La Corte ha sottolineato che i diritti dei migranti africani sulla rotta per l’Europa sono sistematicamente violati in Libia. Inoltre, quest’ultimo non ha offerto un’adeguata protezione ai migranti che, ritornando nel loro Paese d’origine possono essere perseguitati o uccisi.
Gli standard di vita dei migranti respinti il 6 maggio 2009 in Libia erano drammatici. La maggior parte era tenuta in campi di detenzione dove venivano sottoposti a abusi e violenza. La maggioranza dei richiedenti ha ottenuto lo status di rifugiato in Libia dall’UNHCR.
Dopo che il conflitto è scoppiato in Libia, i richiedenti che ancora si trovano a Tripoli sono diventati vittime degli attacchi di rappresaglia sia da parte dell’esercito che degli insorti, e sono stati costretti a nascondersi per lunghi periodi senza avere accesso a cibo e acqua.

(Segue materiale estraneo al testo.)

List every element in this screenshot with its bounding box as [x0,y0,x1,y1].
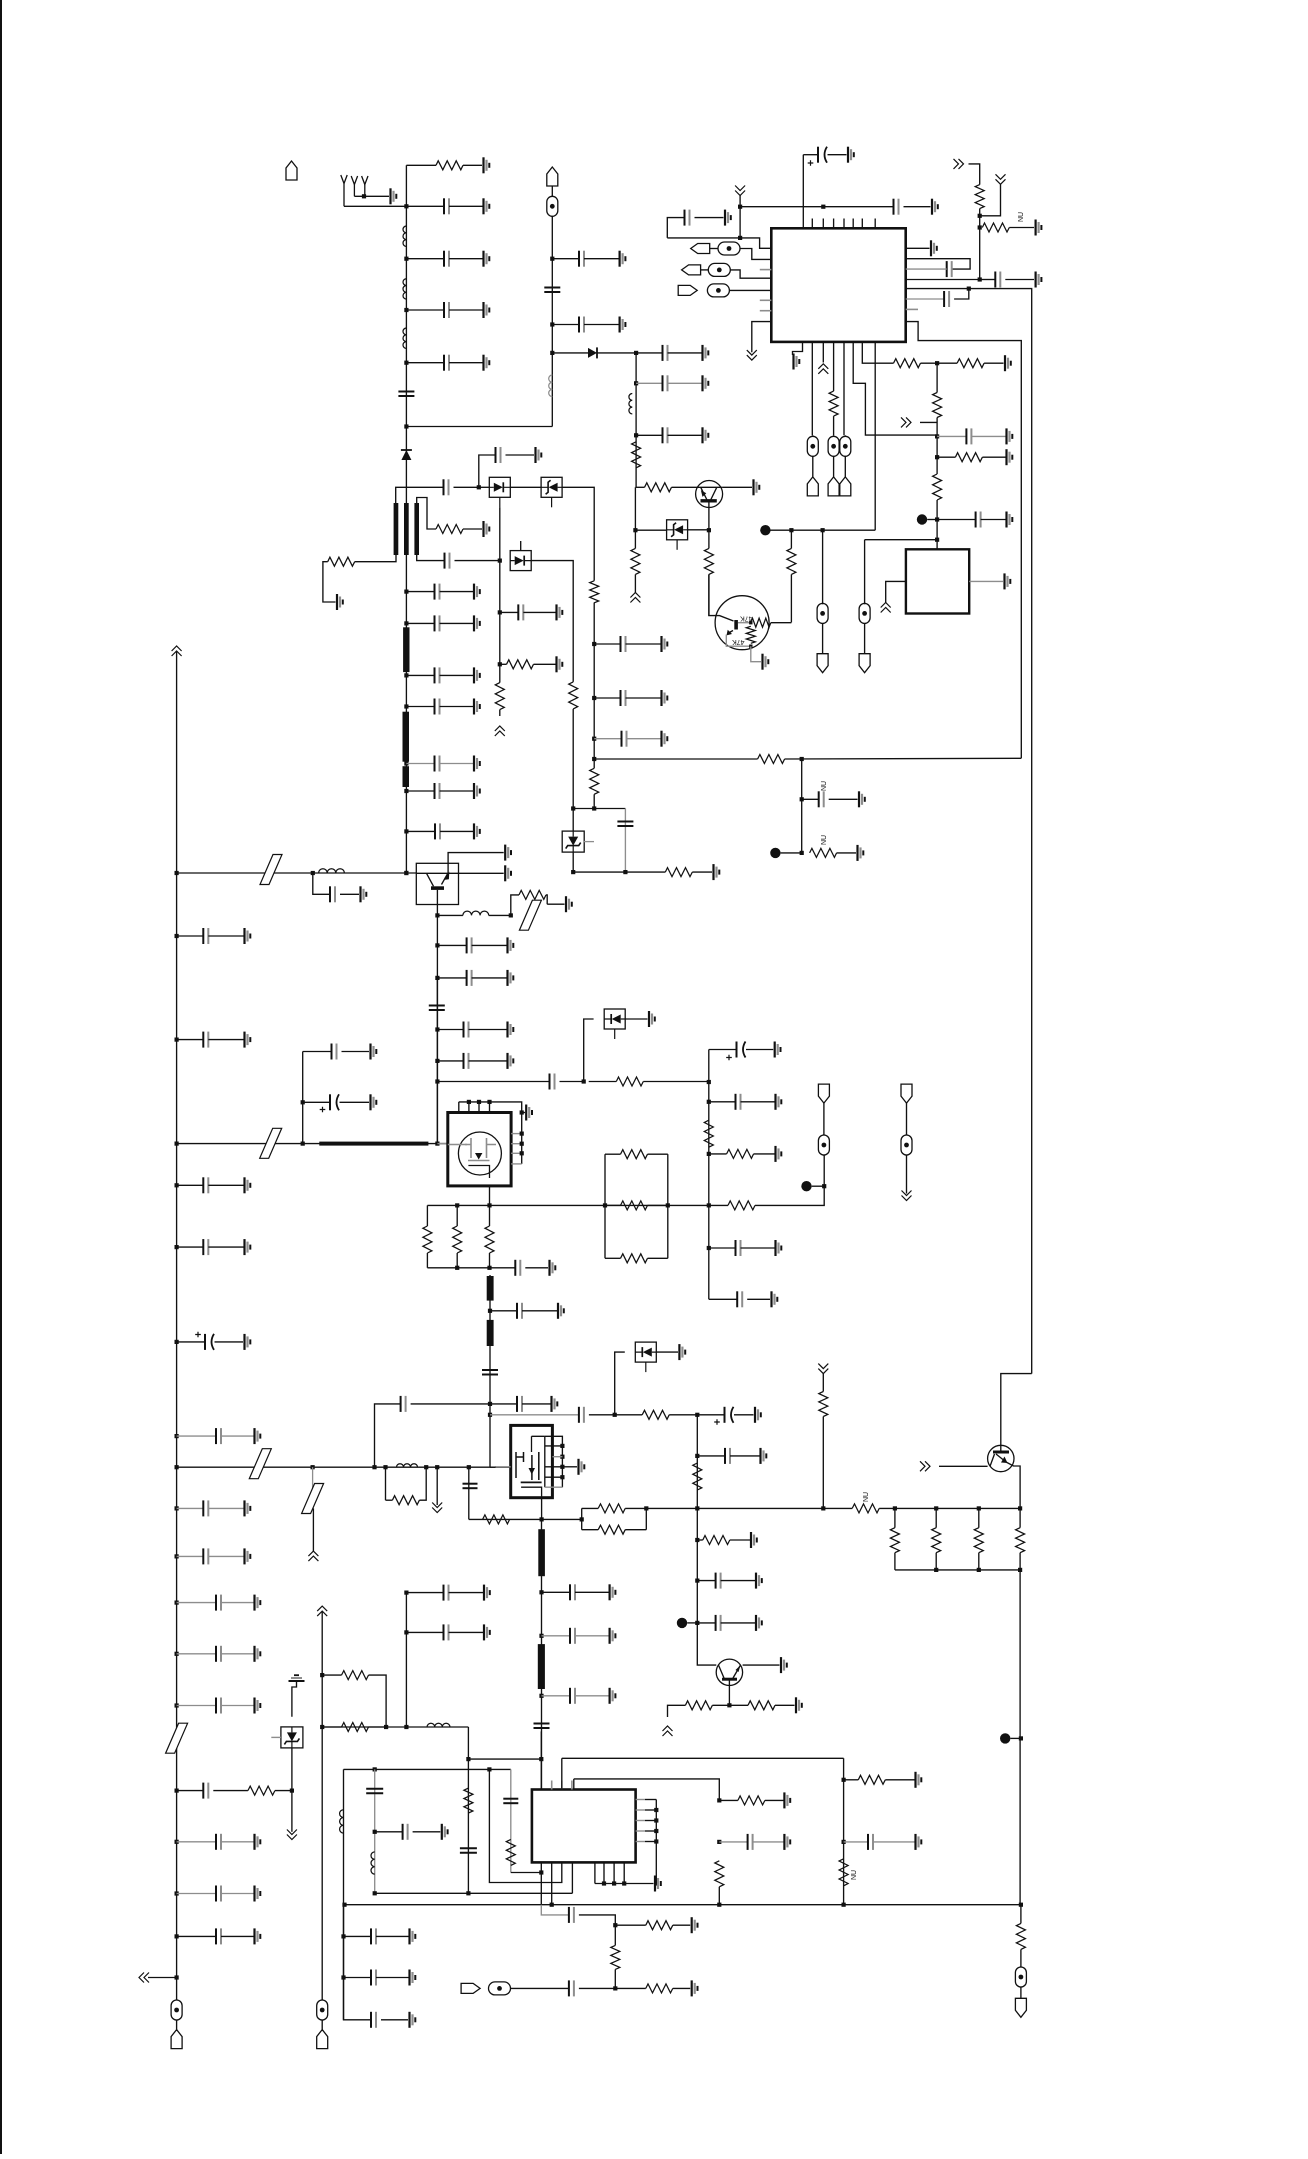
svg-text:47K: 47K [732,638,745,645]
svg-text:47K: 47K [740,615,753,622]
svg-text:NU: NU [863,1492,870,1502]
svg-text:NU: NU [821,781,828,791]
svg-text:NU: NU [821,835,828,845]
svg-text:NU: NU [1018,212,1025,222]
svg-text:NU: NU [851,1870,858,1880]
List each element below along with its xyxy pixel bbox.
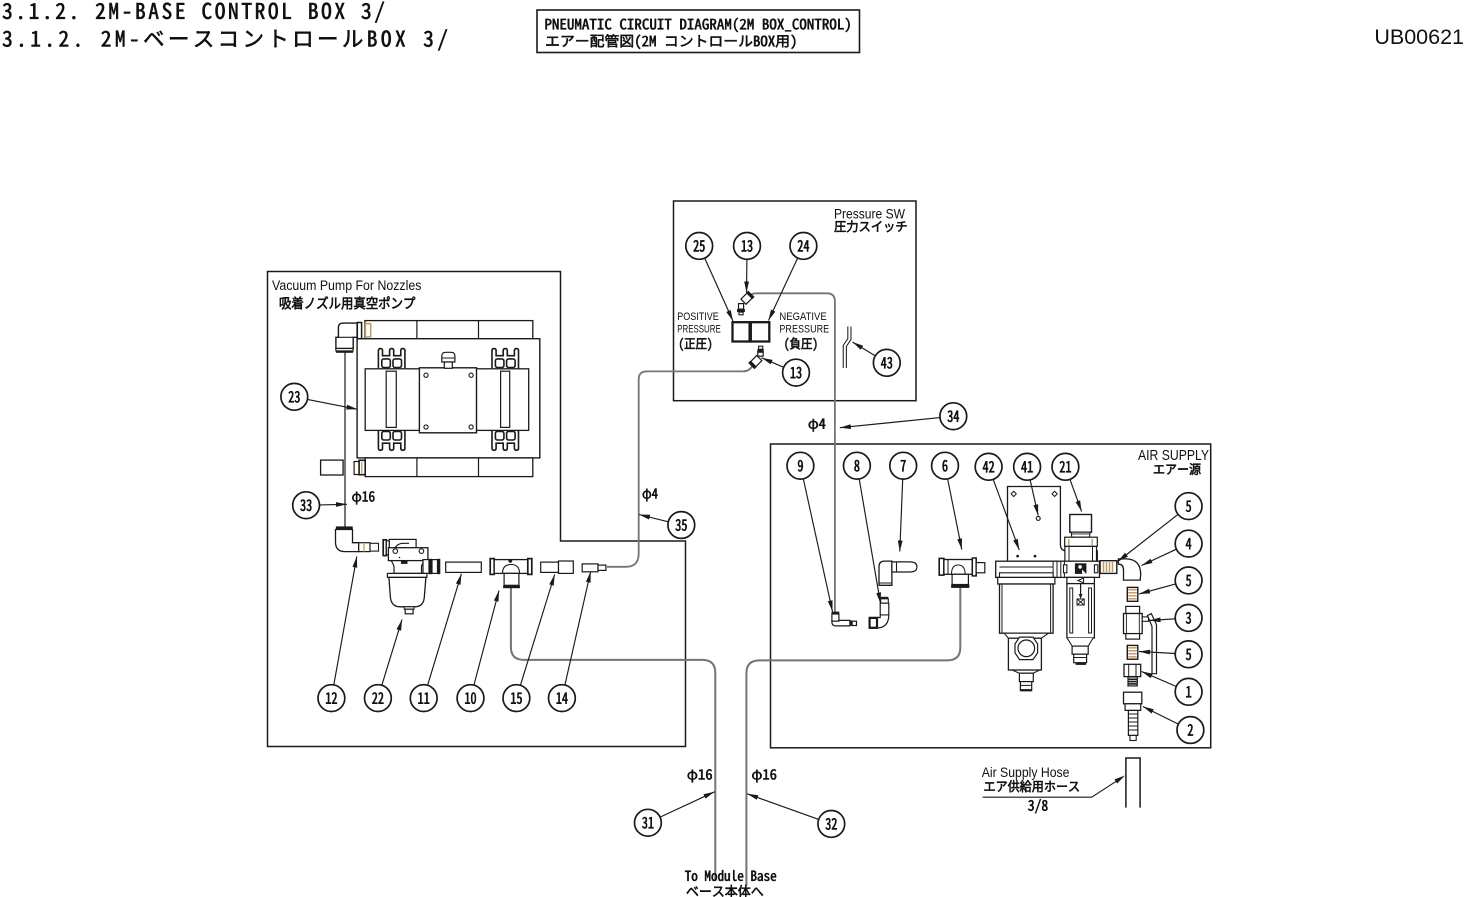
leader to 43 — [853, 342, 876, 356]
fitting 14 — [582, 564, 598, 572]
pump inlet elbow — [336, 323, 357, 348]
leader to 31 — [660, 792, 714, 817]
regulator 21 flange — [1065, 537, 1098, 546]
ribbed coupler 5 (top) — [1100, 561, 1117, 574]
balloon 31 — [635, 809, 662, 836]
balloon 13 — [734, 233, 761, 260]
leader to 11 — [428, 574, 462, 686]
ribbed coupler 5 (middle) — [1127, 587, 1138, 601]
ball valve 3 — [1126, 606, 1140, 613]
filter 22 bowl — [387, 573, 427, 577]
leader to 4 — [1142, 549, 1177, 565]
filter unit flange — [1000, 566, 1054, 568]
balloon 4 — [1175, 530, 1202, 557]
elbow 4 — [1118, 559, 1140, 580]
regulator body between flange and band — [1065, 546, 1097, 561]
balloon 13 — [783, 359, 810, 386]
filter 22 inlet bands — [383, 540, 386, 556]
wire: phi16 tube from fitting 6 down to module base (32) — [746, 587, 960, 886]
pressure switch squares (positive) — [733, 322, 750, 341]
leader to 33 — [320, 503, 348, 506]
pump right slot — [501, 371, 510, 427]
balloon 21 — [1052, 453, 1079, 480]
balloon 1 — [1175, 678, 1202, 705]
balloon 42 — [975, 453, 1002, 480]
svg-text:Pressure SW: Pressure SW — [834, 206, 905, 221]
balloon 9 — [787, 452, 814, 479]
ribbed coupler 5 (bottom) — [1127, 645, 1138, 659]
pressure SW label JP — [834, 220, 906, 232]
air supply hose (3/8) — [1126, 758, 1140, 808]
phi4 label (tube 34) — [809, 419, 826, 432]
pipe nipple 11 — [446, 562, 482, 572]
leader to 6 — [948, 479, 962, 550]
balloon 35 — [668, 512, 695, 539]
leader to 25 — [705, 258, 733, 321]
phi16 label (tube 32) — [752, 769, 776, 782]
svg-text:NEGATIVE: NEGATIVE — [779, 311, 826, 323]
filter 22 drain — [404, 607, 414, 609]
vacuum pump box (L-shaped) — [268, 272, 686, 747]
balloon 41 — [1014, 453, 1041, 480]
regulator 21 knob — [1070, 515, 1092, 533]
leader to 5b — [1139, 584, 1176, 594]
svg-text:Air Supply Hose: Air Supply Hose — [982, 765, 1070, 780]
leader to 34 — [840, 418, 940, 428]
balloon 7 — [890, 452, 917, 479]
phi16 label (tube 33) — [352, 491, 374, 504]
pump left slot — [386, 371, 396, 427]
balloon 5 — [1175, 641, 1202, 668]
balloon 24 — [790, 233, 817, 260]
leader to 32 — [747, 794, 819, 820]
balloon 43 — [873, 349, 900, 376]
elbow fitting 12 — [336, 530, 359, 552]
lubricator unit — [1064, 565, 1067, 573]
leader to 7 — [900, 479, 903, 551]
pump top cylinder — [365, 321, 533, 340]
leader to 5a — [1118, 514, 1178, 561]
svg-text:POSITIVE: POSITIVE — [677, 311, 719, 323]
balloon 22 — [365, 685, 392, 712]
svg-text:Vacuum Pump For Nozzles: Vacuum Pump For Nozzles — [272, 278, 422, 293]
tee fitting 6 — [939, 558, 944, 575]
wire: phi16 tube from pump elbow down to elbow 12 — [344, 351, 346, 534]
leader to 41 — [1030, 480, 1038, 516]
hose leader line — [983, 777, 1123, 797]
leader to 23 — [307, 399, 357, 409]
balloon 8 — [844, 452, 871, 479]
elbow 12 outlet pipe — [359, 543, 370, 552]
header box — [537, 10, 860, 53]
leader to 35 — [639, 515, 668, 522]
air supply label JP — [1154, 463, 1201, 475]
header text line 2 — [546, 34, 795, 49]
elbow fitting 7 — [879, 561, 892, 585]
pump bottom-left port — [321, 460, 344, 475]
balloon 23 — [281, 383, 308, 410]
leader to 12 — [334, 557, 357, 685]
mounting plate 42 — [1008, 487, 1098, 562]
leader to 21 — [1070, 479, 1082, 511]
pump center plate — [419, 368, 476, 433]
balloon 34 — [940, 403, 967, 430]
leader to 10 — [474, 591, 499, 686]
wire: phi16 tube from tee 10 down to module base (31) — [511, 588, 715, 881]
balloon 25 — [686, 233, 713, 260]
filter unit bowl — [1000, 584, 1054, 633]
balloon 6 — [932, 452, 959, 479]
leader to 22 — [382, 620, 402, 686]
hose barb 2 — [1124, 692, 1142, 704]
phi16 label (tube 31) — [688, 769, 712, 782]
pressure SW box — [674, 201, 917, 401]
balloon 5 — [1175, 493, 1202, 520]
balloon 11 — [410, 685, 437, 712]
bent pipe item 43 — [845, 327, 850, 369]
balloon 2 — [1177, 717, 1204, 744]
balloon 32 — [818, 811, 845, 838]
phi4 label (tube 35) — [643, 489, 658, 502]
leader to 14 — [565, 572, 591, 686]
lubricator bottom — [1067, 638, 1093, 646]
filter unit lower block with hex drain — [1004, 633, 1048, 638]
filter 22 neck — [391, 561, 424, 574]
pump top cap — [442, 352, 455, 362]
vacuum pump box label JP — [280, 296, 415, 309]
balloon 33 — [293, 492, 320, 519]
air supply box — [771, 444, 1211, 748]
balloon 15 — [503, 685, 530, 712]
leader to 8 — [859, 479, 880, 604]
FRL manifold band — [996, 561, 1100, 577]
leader to 13b — [762, 358, 784, 368]
header text line 1 — [546, 18, 850, 32]
pump bottom cylinder — [365, 458, 533, 477]
balloon 10 — [457, 685, 484, 712]
filter 22 head block — [388, 548, 428, 561]
fitting 13 (bottom, on negative switch) — [759, 346, 763, 349]
pressure switch squares (negative) — [751, 322, 770, 341]
lubricator sight glass — [1067, 584, 1095, 638]
To Module Base — [685, 870, 776, 881]
leader to 24 — [769, 258, 798, 321]
pump middle slabs — [365, 369, 529, 431]
Z-elbow fitting 8 — [881, 597, 889, 599]
pump main body — [357, 339, 540, 458]
leader to 9 — [803, 479, 832, 612]
ball valve 3 handle — [1142, 617, 1148, 621]
fitting 1 — [1124, 664, 1141, 676]
leader to 13 — [746, 259, 748, 292]
title line 1 — [3, 2, 384, 23]
leader to 15 — [520, 575, 554, 686]
svg-text:UB00621: UB00621 — [1374, 25, 1464, 49]
balloon 12 — [318, 685, 345, 712]
svg-text:PRESSURE: PRESSURE — [779, 323, 829, 335]
tee fitting 10 — [490, 559, 494, 575]
balloon 14 — [549, 685, 576, 712]
wire: phi4 tube positive pressure to elbow 9 — [749, 293, 835, 612]
leader to 1 — [1142, 672, 1177, 687]
leader to 2 — [1143, 707, 1179, 725]
filter 22 top body — [389, 539, 416, 550]
filter 22 right outlet couplers — [423, 560, 429, 574]
elbow fitting 9 — [832, 612, 840, 614]
svg-text:PRESSURE: PRESSURE — [677, 323, 721, 335]
pump cooling fins — [378, 349, 405, 369]
pump inlet fitting — [357, 323, 361, 339]
title line 2 (Japanese) — [3, 29, 447, 50]
wire: phi4 tube negative pressure to fitting 14 — [607, 365, 754, 567]
svg-text:AIR SUPPLY: AIR SUPPLY — [1138, 448, 1209, 464]
leader to 3 — [1150, 619, 1176, 621]
balloon 5 — [1175, 567, 1202, 594]
tee 10 bottom stub — [504, 573, 519, 585]
pipe nipple 15 — [541, 562, 559, 572]
balloon 3 — [1175, 605, 1202, 632]
leader to 5c — [1139, 652, 1175, 654]
fitting 13 (top, on positive switch) — [739, 312, 743, 315]
leader to 42 — [993, 479, 1019, 550]
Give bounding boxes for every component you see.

Dopo l’intervento della NATO, alcuni ricorrenti sono scappati in Tunisia, mentre altri hanno provato di nuovo a raggiungere l’Europa. Ad uno dei ricorrenti è stata garantita la protezione a Malta, mentre altri due sono morti cercando di raggiungere l’Italia su un’imbarcazione di fortuna. Un altro ricorrente è andato in Israele, mentre uno è tornato in Etiopia. E., uno dei ricorrenti, dopo aver viaggiato di nuovo verso l’Italia, ha ricevuto l’asilo dalla Commissione territoriale.
Sulla base delle testimonianze, è probabile che altri ricorrenti abbiano perso la vita in mare, poiché, in accordo con dati dell’UNHCR, circa 1,500 migranti sono morti cercando di raggiungere l’Italia nel 2011.
La Corte ha deciso all’unanimità che l’Italia deve risarcire i richiedenti di EUR 15,000 ciascuno per i danni morali, e di EUR 1,575.74 in totale per i costi e le spese affrontate.